Talk to your doctor or nurse to make sure that everyone in your family gets the shots they need.

Hunter's LCHAD diagnosis

My pregnancy with Hunter was seemingly normal, just a few minor complications. At 30 weeks I was admitted to labor and delivery for having contractions that stopped with a lot of IV fluids, I continued to have contractions on and off after that but nothing too concerning. At 34 weeks the contractions were getting stronger so they gave me medicine to stop them. At 38 weeks I went into labor and Hunter was born weighing 9lbs. Our hospital stay was short and Hunter was sent home what we thought was a healthy baby boy.

Unbeknownst to us Hunters newborn screening acylcarntine profile came back slightly elevated but “likely nonspecific. Please send repeat screen” His repeat NBS came back normal. We were never told this until after our second hospital stay, I’m not sure what I would have done if I did know this then but it is important for parents to know NBS is important and don’t assume everything is fine if they don’t say anything about them.

When Hunter was 6 months old he came down with a cold one week after getting his shots from the pediatrician, he wasn’t acting like himself and had no interest in eating. We called his pediatrician and he advised us to just continue to try to get some fluids in him and let the cold run its course. The second day of this “cold” Hunter could barely keep his eyes open and couldn’t lift his head up for more than a second. Enough of waiting it out we rushed Hunter to the ER, after what felt like the longest wait of my life we were taken back to a bed. As soon as I laid him down the nurses eyes lit up, she realized something was wrong. Numerous tests were run and the only thing that came back abnormal was his liver enzymes were elevated. The ER we were at consulted with the University of Maryland and they decided he needed to be transferred there. University of Maryland ran more tests and all they could tell us was that his CK levels were elevated. They came back with the diagnosis (misdiagnosis) of Viral Myositis. I was relieved at the time, this was a one-time freak thing that would never happen again… or so they said.



Hunter, 12 months old & his sister, Alexis

Then Hunter turned 1, went to the pediatrician- everything looked great! He was a happy 12 month old weighing in the 75% and 95% for height, Hunter got his recommended shots and we were on our way.
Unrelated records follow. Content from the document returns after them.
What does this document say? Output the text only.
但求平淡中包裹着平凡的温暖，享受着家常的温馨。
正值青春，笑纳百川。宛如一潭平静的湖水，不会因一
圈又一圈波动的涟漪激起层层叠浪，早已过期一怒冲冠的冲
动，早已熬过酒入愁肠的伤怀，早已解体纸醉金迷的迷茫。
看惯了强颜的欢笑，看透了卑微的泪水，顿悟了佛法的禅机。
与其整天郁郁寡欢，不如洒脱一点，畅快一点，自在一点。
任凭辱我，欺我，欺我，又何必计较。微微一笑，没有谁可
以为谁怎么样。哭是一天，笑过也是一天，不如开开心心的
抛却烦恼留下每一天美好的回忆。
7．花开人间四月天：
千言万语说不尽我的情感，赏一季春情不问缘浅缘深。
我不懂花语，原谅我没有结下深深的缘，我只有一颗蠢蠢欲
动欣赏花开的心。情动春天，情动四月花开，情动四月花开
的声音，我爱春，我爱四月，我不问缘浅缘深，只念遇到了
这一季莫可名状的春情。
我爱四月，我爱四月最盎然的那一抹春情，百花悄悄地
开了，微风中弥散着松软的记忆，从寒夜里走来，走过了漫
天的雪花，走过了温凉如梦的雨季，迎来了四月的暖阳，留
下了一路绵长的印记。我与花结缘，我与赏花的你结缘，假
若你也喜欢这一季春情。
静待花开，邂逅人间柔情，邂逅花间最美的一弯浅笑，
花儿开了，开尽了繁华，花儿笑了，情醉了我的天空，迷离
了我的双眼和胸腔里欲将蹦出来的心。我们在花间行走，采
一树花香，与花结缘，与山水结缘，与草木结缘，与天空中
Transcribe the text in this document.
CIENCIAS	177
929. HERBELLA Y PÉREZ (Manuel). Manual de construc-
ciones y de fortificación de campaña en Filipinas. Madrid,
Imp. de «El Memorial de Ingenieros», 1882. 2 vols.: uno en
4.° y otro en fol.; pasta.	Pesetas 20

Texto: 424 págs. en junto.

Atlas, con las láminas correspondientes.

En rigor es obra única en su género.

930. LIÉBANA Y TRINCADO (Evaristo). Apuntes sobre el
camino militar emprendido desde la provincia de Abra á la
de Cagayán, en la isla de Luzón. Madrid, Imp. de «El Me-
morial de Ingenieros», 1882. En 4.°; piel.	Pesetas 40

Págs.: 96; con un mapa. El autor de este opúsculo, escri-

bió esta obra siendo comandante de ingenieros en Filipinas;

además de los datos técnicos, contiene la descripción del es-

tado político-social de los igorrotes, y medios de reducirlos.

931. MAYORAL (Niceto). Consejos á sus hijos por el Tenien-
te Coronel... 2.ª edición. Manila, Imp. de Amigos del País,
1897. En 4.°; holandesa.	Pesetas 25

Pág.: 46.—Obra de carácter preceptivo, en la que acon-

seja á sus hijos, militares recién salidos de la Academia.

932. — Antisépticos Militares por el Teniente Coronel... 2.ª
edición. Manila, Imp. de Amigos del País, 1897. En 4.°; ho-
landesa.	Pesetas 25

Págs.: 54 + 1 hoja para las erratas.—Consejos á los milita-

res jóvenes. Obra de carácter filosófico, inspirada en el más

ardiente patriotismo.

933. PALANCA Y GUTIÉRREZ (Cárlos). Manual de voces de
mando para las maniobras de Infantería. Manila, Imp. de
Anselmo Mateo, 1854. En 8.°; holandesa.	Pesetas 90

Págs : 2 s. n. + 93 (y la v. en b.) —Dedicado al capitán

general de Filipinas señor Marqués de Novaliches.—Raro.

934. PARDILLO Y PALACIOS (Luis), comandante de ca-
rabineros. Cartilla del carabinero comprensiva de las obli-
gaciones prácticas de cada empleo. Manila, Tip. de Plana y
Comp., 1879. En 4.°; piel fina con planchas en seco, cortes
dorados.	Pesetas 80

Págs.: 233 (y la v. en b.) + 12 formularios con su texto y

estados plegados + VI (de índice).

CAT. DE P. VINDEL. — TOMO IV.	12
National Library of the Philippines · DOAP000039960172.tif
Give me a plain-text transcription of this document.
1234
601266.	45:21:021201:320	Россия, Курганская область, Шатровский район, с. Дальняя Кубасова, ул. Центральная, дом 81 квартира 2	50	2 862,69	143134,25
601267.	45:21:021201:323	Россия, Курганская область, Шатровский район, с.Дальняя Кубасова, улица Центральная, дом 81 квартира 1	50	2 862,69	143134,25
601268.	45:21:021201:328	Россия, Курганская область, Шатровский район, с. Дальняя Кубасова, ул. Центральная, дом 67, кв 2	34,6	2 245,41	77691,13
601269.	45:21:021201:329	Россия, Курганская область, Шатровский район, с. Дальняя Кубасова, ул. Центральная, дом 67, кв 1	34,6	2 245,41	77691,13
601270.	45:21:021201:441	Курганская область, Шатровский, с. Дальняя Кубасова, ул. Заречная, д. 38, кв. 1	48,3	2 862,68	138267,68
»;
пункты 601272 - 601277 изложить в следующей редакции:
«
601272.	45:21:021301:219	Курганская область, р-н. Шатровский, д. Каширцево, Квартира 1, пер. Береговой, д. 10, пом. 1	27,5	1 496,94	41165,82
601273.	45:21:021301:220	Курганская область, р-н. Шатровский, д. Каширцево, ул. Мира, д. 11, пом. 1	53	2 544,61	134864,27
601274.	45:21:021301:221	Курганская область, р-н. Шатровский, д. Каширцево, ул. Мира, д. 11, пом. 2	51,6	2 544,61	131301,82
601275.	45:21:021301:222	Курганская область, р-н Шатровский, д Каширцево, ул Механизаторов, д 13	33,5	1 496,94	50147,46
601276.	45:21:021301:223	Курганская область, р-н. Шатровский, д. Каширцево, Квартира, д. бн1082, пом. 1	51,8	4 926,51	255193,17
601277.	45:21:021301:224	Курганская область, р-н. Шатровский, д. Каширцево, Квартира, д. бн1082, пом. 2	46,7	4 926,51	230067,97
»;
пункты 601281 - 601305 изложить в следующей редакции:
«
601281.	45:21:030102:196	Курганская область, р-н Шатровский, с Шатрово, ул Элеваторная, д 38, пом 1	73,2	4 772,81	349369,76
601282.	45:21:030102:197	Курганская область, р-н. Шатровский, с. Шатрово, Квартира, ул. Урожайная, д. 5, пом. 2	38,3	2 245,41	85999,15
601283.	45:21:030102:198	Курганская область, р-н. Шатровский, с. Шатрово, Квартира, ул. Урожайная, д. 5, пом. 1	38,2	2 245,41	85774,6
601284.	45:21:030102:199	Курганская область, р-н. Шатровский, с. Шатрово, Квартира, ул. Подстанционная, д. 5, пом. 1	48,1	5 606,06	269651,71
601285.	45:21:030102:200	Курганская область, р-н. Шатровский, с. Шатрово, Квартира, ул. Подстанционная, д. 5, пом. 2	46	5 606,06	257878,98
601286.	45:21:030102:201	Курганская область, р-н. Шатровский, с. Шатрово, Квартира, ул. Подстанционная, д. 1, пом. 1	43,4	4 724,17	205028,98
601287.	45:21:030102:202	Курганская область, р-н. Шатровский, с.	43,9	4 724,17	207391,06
Exactly one week later we woke him up and he went back to sleep, put him in his car seat and he went back to sleep, when I opened the door to get him out of the car he looked at me and I knew I had seen that look before. It was happening again, they told me it was a one-time thing and it was happening again! We called the pediatrician ASAP and he had us bring him in, within a couple minutes of the pediatrician seeing him he sent us to the ER. We got a room pretty quick, it was the same nurse as last time (she remembered us) and the work up started. His blood sugar was 39 (normal 80-100) and again his liver enzymes and CK were elevated. We were transferred back to the University of Maryland for more tests; they assured me they would find out why this was happening again. Multiple tests were ran (EEG, MRI, liver sonogram etc.) and aside from his MRI showing high lactate everything was normal. Lucky for us this time they consulted with a geneticist. The tests she chose to run were going to get us our answer. We spent 5 days in the hospital and Hunter was back to himself but the tests weren’t back yet, we were discharged on a Friday afternoon with the suspected diagnosis of “Fatty Acid Oxidation Disorder” which if your reading this you probably know that could still mean a million different things, it gave us enough answers to drive us crazy but not enough to be able to do anything. The following Wednesday we got the call from the geneticist, Hunter had LCHAD.

The next day we had our first appointment with the genetics team at University of Maryland and they were great, they explained everything and spent hours answering all my questions. Since Hunter’s diagnosis he’s been given a strict diet he needs to follow, MCT oil we need to work into his diet every day and instructions to add cornstarch to his night time bottle so he can sleep through the night. With lots of doctors following him closely Hunter is doing amazing, I am excited to watch him grow up and see what he decides to conquer in his future.